They became friends, talked and met at dances. Then Clifford's mom died, and he and his brother were living in Zumbro Falls. "We didn't have any cook, and I got her to come and cook for us," he said.
It was at that time that "when we first thought that we were right for one another, that was when I was working for them, keeping house," Margaret said.
"We just got along," Clifford said.
"I guess I just never got interested in anyone else," she said.
They were 18 when they were married at the Lincoln church in a small ceremony. People thought it wouldn't last -- too young, they were told. "I'd like to have some of them people come and see me (now)," she said.

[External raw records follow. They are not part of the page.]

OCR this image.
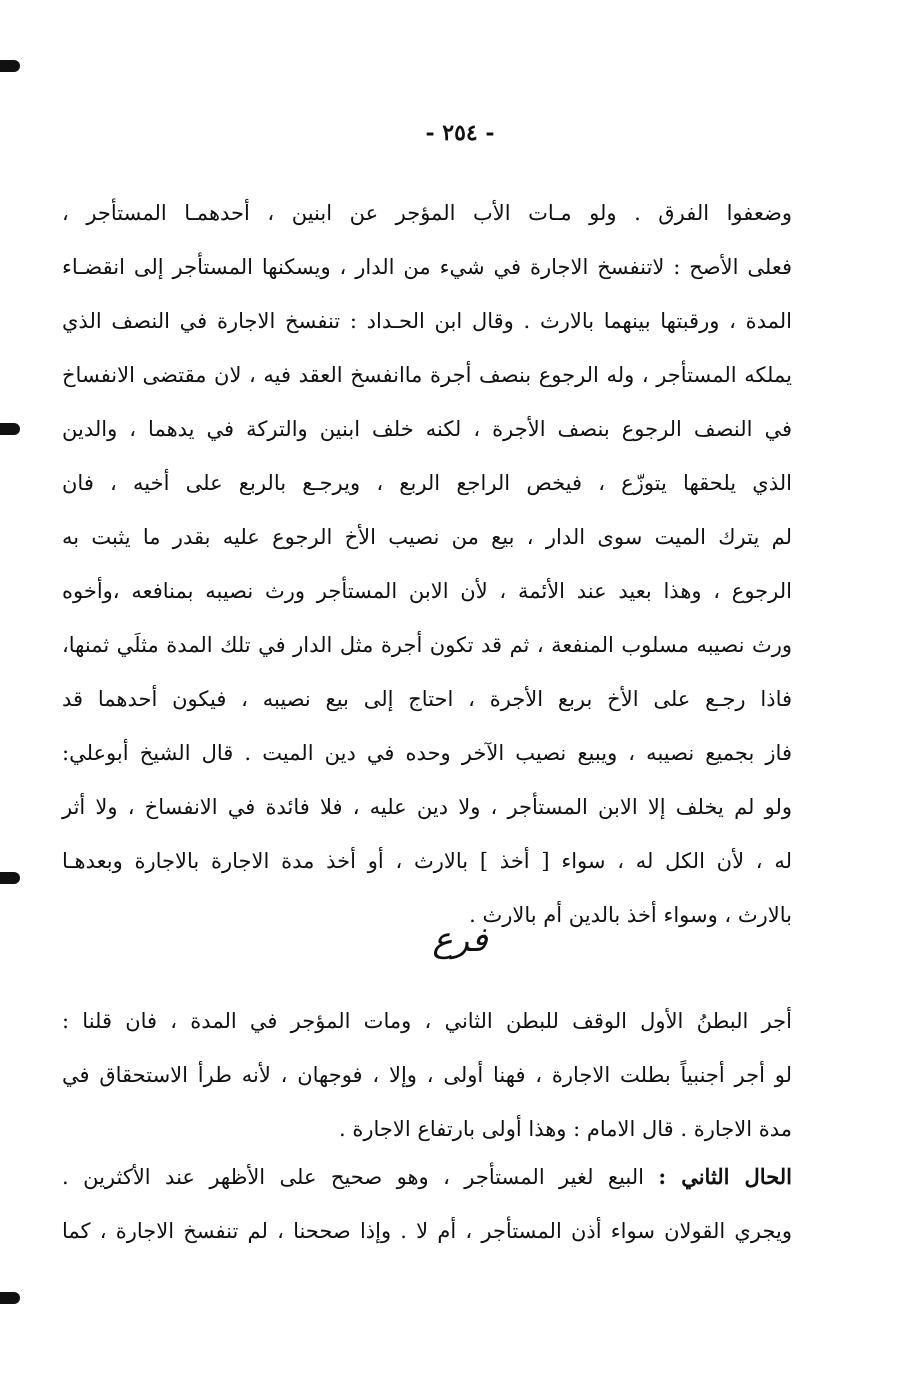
- ٢٥٤ -
وضعفوا الفرق . ولو مـات الأب المؤجر عن ابنين ، أحدهمـا المستأجر ،
فعلى الأصح : لاتنفسخ الاجارة في شيء من الدار ، ويسكنها المستأجر إلى انقضـاء
المدة ، ورقبتها بينهما بالارث . وقال ابن الحـداد : تنفسخ الاجارة في النصف الذي
يملكه المستأجر ، وله الرجوع بنصف أجرة ماانفسخ العقد فيه ، لان مقتضى الانفساخ
في النصف الرجوع بنصف الأجرة ، لكنه خلف ابنين والتركة في يدهما ، والدين
الذي يلحقها يتوزّع ، فيخص الراجع الربع ، ويرجـع بالربع على أخيه ، فان
لم يترك الميت سوى الدار ، بيع من نصيب الأخ الرجوع عليه بقدر ما يثبت به
الرجوع ، وهذا بعيد عند الأئمة ، لأن الابن المستأجر ورث نصيبه بمنافعه ،وأخوه
ورث نصيبه مسلوب المنفعة ، ثم قد تكون أجرة مثل الدار في تلك المدة مثلَي ثمنها،
فاذا رجـع على الأخ بربع الأجرة ، احتاج إلى بيع نصيبه ، فيكون أحدهما قد
فاز بجميع نصيبه ، ويبيع نصيب الآخر وحده في دين الميت . قال الشيخ أبوعلي:
ولو لم يخلف إلا الابن المستأجر ، ولا دين عليه ، فلا فائدة في الانفساخ ، ولا أثر
له ، لأن الكل له ، سواء [ أخذ ] بالارث ، أو أخذ مدة الاجارة بالاجارة وبعدهـا
بالارث ، وسواء أخذ بالدين أم بالارث .
فرع
أجر البطنُ الأول الوقف للبطن الثاني ، ومات المؤجر في المدة ، فان قلنا :
لو أجر أجنبياً بطلت الاجارة ، فهنا أولى ، وإلا ، فوجهان ، لأنه طرأ الاستحقاق في
مدة الاجارة . قال الامام : وهذا أولى بارتفاع الاجارة .
الحال الثاني : البيع لغير المستأجر ، وهو صحيح على الأظهر عند الأكثرين .
ويجري القولان سواء أذن المستأجر ، أم لا . وإذا صححنا ، لم تنفسخ الاجارة ، كما
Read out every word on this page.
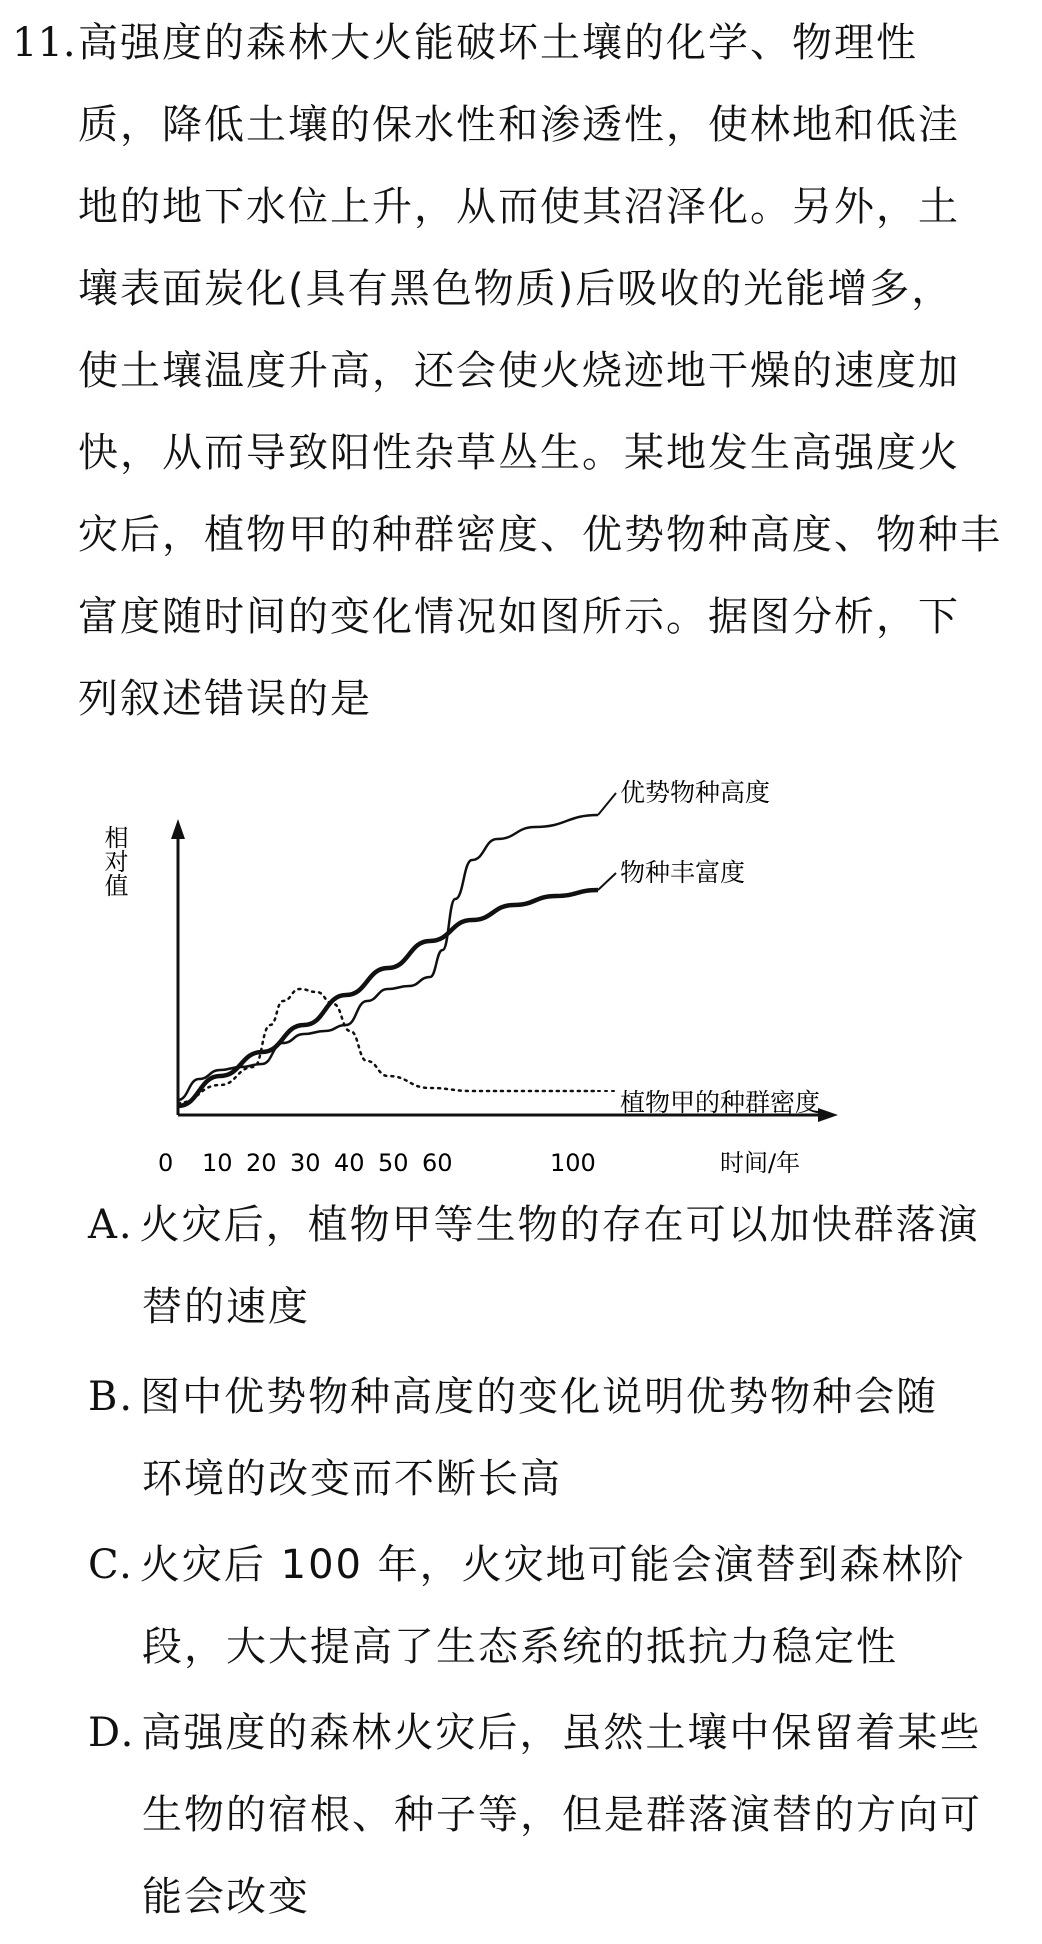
11. 高强度的森林大火能破坏土壤的化学、物理性
质，降低土壤的保水性和渗透性，使林地和低洼
地的地下水位上升，从而使其沼泽化。另外，土
壤表面炭化(具有黑色物质)后吸收的光能增多，
使土壤温度升高，还会使火烧迹地干燥的速度加
快，从而导致阳性杂草丛生。某地发生高强度火
灾后，植物甲的种群密度、优势物种高度、物种丰
富度随时间的变化情况如图所示。据图分析，下
列叙述错误的是
相对值
时间/年
0 10 20 30 40 50 60	100
优势物种高度
物种丰富度
植物甲的种群密度
A. 火灾后，植物甲等生物的存在可以加快群落演
替的速度
B. 图中优势物种高度的变化说明优势物种会随
环境的改变而不断长高
C. 火灾后 100 年，火灾地可能会演替到森林阶
段，大大提高了生态系统的抵抗力稳定性
D. 高强度的森林火灾后，虽然土壤中保留着某些
生物的宿根、种子等，但是群落演替的方向可
能会改变
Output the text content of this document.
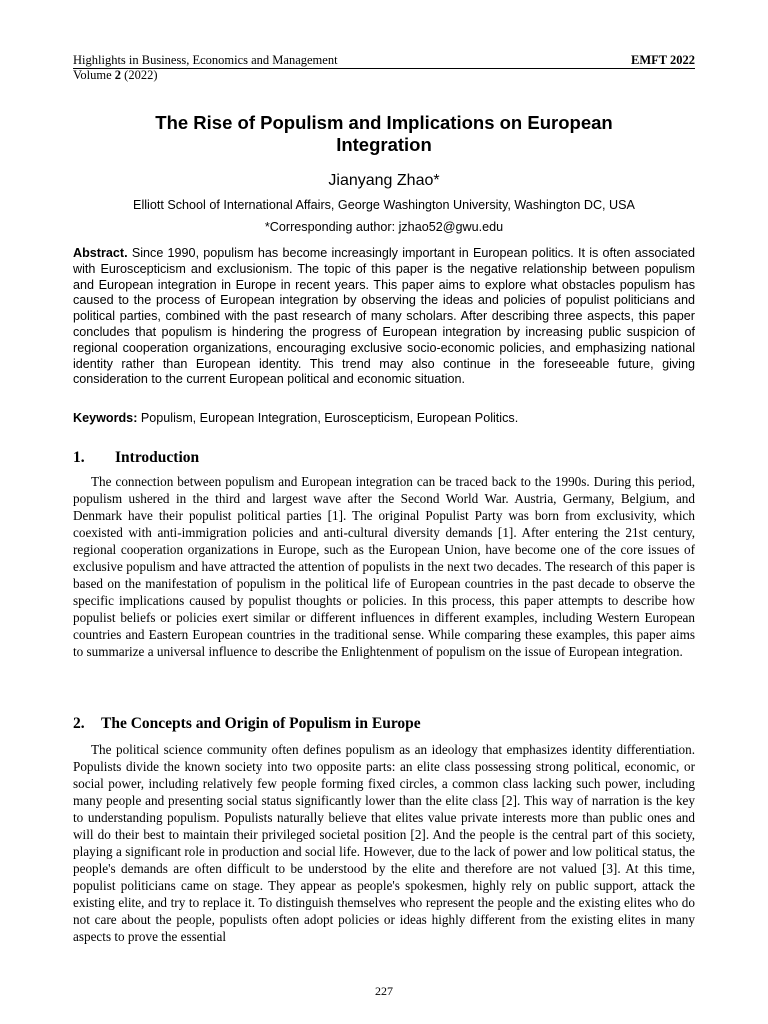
Highlights in Business, Economics and Management	EMFT 2022
Volume 2 (2022)
The Rise of Populism and Implications on European
Integration
Jianyang Zhao*
Elliott School of International Affairs, George Washington University, Washington DC, USA
*Corresponding author: jzhao52@gwu.edu
Abstract. Since 1990, populism has become increasingly important in European politics. It is often associated with Euroscepticism and exclusionism. The topic of this paper is the negative relationship between populism and European integration in Europe in recent years. This paper aims to explore what obstacles populism has caused to the process of European integration by observing the ideas and policies of populist politicians and political parties, combined with the past research of many scholars. After describing three aspects, this paper concludes that populism is hindering the progress of European integration by increasing public suspicion of regional cooperation organizations, encouraging exclusive socio-economic policies, and emphasizing national identity rather than European identity. This trend may also continue in the foreseeable future, giving consideration to the current European political and economic situation.
Keywords: Populism, European Integration, Euroscepticism, European Politics.
1. Introduction
The connection between populism and European integration can be traced back to the 1990s. During this period, populism ushered in the third and largest wave after the Second World War. Austria, Germany, Belgium, and Denmark have their populist political parties [1]. The original Populist Party was born from exclusivity, which coexisted with anti-immigration policies and anti-cultural diversity demands [1]. After entering the 21st century, regional cooperation organizations in Europe, such as the European Union, have become one of the core issues of exclusive populism and have attracted the attention of populists in the next two decades. The research of this paper is based on the manifestation of populism in the political life of European countries in the past decade to observe the specific implications caused by populist thoughts or policies. In this process, this paper attempts to describe how populist beliefs or policies exert similar or different influences in different examples, including Western European countries and Eastern European countries in the traditional sense. While comparing these examples, this paper aims to summarize a universal influence to describe the Enlightenment of populism on the issue of European integration.
2. The Concepts and Origin of Populism in Europe
The political science community often defines populism as an ideology that emphasizes identity differentiation. Populists divide the known society into two opposite parts: an elite class possessing strong political, economic, or social power, including relatively few people forming fixed circles, a common class lacking such power, including many people and presenting social status significantly lower than the elite class [2]. This way of narration is the key to understanding populism. Populists naturally believe that elites value private interests more than public ones and will do their best to maintain their privileged societal position [2]. And the people is the central part of this society, playing a significant role in production and social life. However, due to the lack of power and low political status, the people's demands are often difficult to be understood by the elite and therefore are not valued [3]. At this time, populist politicians came on stage. They appear as people's spokesmen, highly rely on public support, attack the existing elite, and try to replace it. To distinguish themselves who represent the people and the existing elites who do not care about the people, populists often adopt policies or ideas highly different from the existing elites in many aspects to prove the essential
227
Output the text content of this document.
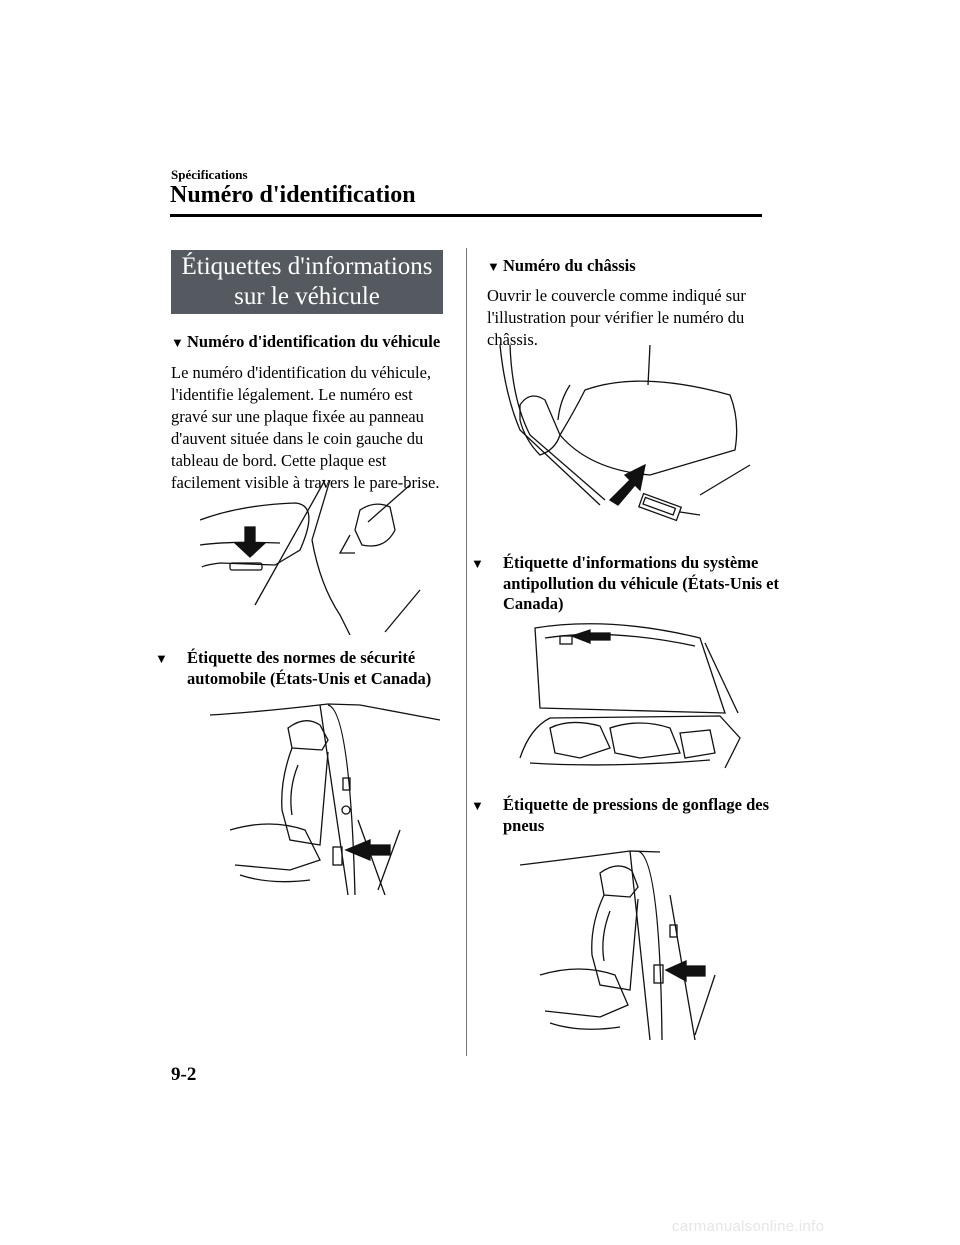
Spécifications
Numéro d'identification
Étiquettes d'informations
sur le véhicule
▼ Numéro d'identification du véhicule
Le numéro d'identification du véhicule, l'identifie légalement. Le numéro est gravé sur une plaque fixée au panneau d'auvent située dans le coin gauche du tableau de bord. Cette plaque est facilement visible à travers le pare-brise.
▼ Étiquette des normes de sécurité automobile (États-Unis et Canada)
▼ Numéro du châssis
Ouvrir le couvercle comme indiqué sur l'illustration pour vérifier le numéro du châssis.
▼ Étiquette d'informations du système antipollution du véhicule (États-Unis et Canada)
▼ Étiquette de pressions de gonflage des pneus
9-2
carmanualsonline.info
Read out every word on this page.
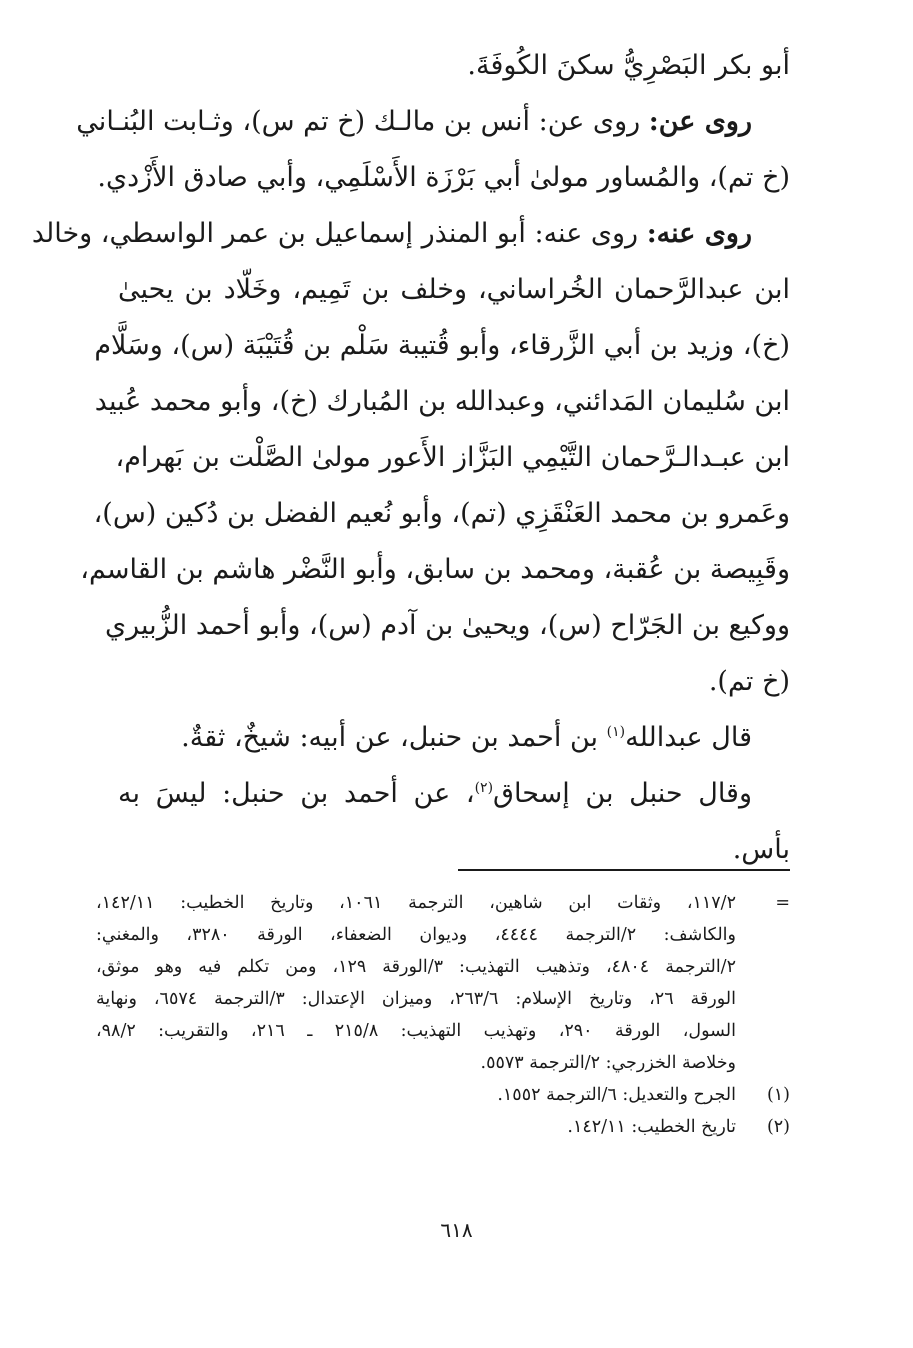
أبو بكر البَصْرِيُّ سكنَ الكُوفَةَ.
روى عن: روى عن: أنس بن مالـك (خ تم س)، وثـابت البُنـاني
(خ تم)، والمُساور مولىٰ أبي بَرْزَة الأَسْلَمِي، وأبي صادق الأَزْدي.
روى عنه: روى عنه: أبو المنذر إسماعيل بن عمر الواسطي، وخالد
ابن عبدالرَّحمان الخُراساني، وخلف بن تَمِيم، وخَلّاد بن يحيىٰ
(خ)، وزيد بن أبي الزَّرقاء، وأبو قُتيبة سَلْم بن قُتَيْبَة (س)، وسَلَّام
ابن سُليمان المَدائني، وعبدالله بن المُبارك (خ)، وأبو محمد عُبيد
ابن عبـدالـرَّحمان التَّيْمِي البَزَّاز الأَعور مولىٰ الصَّلْت بن بَهرام،
وعَمرو بن محمد العَنْقَزِي (تم)، وأبو نُعيم الفضل بن دُكين (س)،
وقَبِيصة بن عُقبة، ومحمد بن سابق، وأبو النَّضْر هاشم بن القاسم،
ووكيع بن الجَرّاح (س)، ويحيىٰ بن آدم (س)، وأبو أحمد الزُّبيري
(خ تم).
قال عبدالله$^{(١)}$ بن أحمد بن حنبل، عن أبيه: شيخٌ، ثقةٌ.
وقال حنبل بن إسحاق$^{(٢)}$، عن أحمد بن حنبل: ليسَ به
بأس.
=
١١٧/٢، وثقات ابن شاهين، الترجمة ١٠٦١، وتاريخ الخطيب: ١٤٢/١١،
والكاشف: ٢/الترجمة ٤٤٤٤، وديوان الضعفاء، الورقة ٣٢٨٠، والمغني:
٢/الترجمة ٤٨٠٤، وتذهيب التهذيب: ٣/الورقة ١٢٩، ومن تكلم فيه وهو موثق،
الورقة ٢٦، وتاريخ الإسلام: ٢٦٣/٦، وميزان الإعتدال: ٣/الترجمة ٦٥٧٤، ونهاية
السول، الورقة ٢٩٠، وتهذيب التهذيب: ٢١٥/٨ ـ ٢١٦، والتقريب: ٩٨/٢،
وخلاصة الخزرجي: ٢/الترجمة ٥٥٧٣.
(١)
الجرح والتعديل: ٦/الترجمة ١٥٥٢.
(٢)
تاريخ الخطيب: ١٤٢/١١.
٦١٨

They farmed together and then moved to their Lake City home more than 50 years ago. He did carpentry work in the area; she worked as a clerk at local businesses.
They have two daughters — Judy Becklund and Janet Hein, both of Millville. They now also have two grandchildren, six great-grandchildren and 15 great-great-grandchildren. Her mother, Lucy Wiebusch, was alive when her first great-great-grandchild was born, so they have a picture of six generations living at one time.
They hope all those people will have learned the basic lessons about respect and listening. But outside of that, they couldn't find any of those revelations or insights.
When their daughter, Becklund, their granddaughter, Kathie Erickson, and grandson, Gary Becklund, all of Millville, joined them at the table, however, they had something to say. They did learn from them, they said. But it's hard to put those lessons in words.
Margaret and Clifford were not the kind that told them how to live or gave lectures, but showed their how to live through their lives. "As they learned, they taught us … what to do, what not to do," Judy said.
"Hard work," Gary said. "Ever since I can remember, he's been calm, never got excited over anything. He would think before he said anything." In his marriage, "I try to be a lot more like Grandpa."
"That you can have spats and disagreements and still be together," Kathie said.
"He taught us how to fish but would never teach us how to catch fish," Judy said. His daughters would sit on either side of him but only their dad caught fish.
"He did that with his grandkids, too," she said.
"I caught a great big carp once with Grandpa," Kathie said.
In the end, Kathie said what she thinks she and her children and others in family can take away from Margaret and Clifford is the respect and commitment they showed. It's "something to really look up to, those two as far as commitment to marriage and just being the kind of person that people look up to."
Oh yes, one more thing Gary thinks people should know about his grandparents: Whenever they left that home in Lake City, they never left without ice cream and a homemade cookie.
"We bake cookies all the time here," Margaret said. Her family's two favorites are chocolate chip and molasses. "I always have cookies on hand," she said.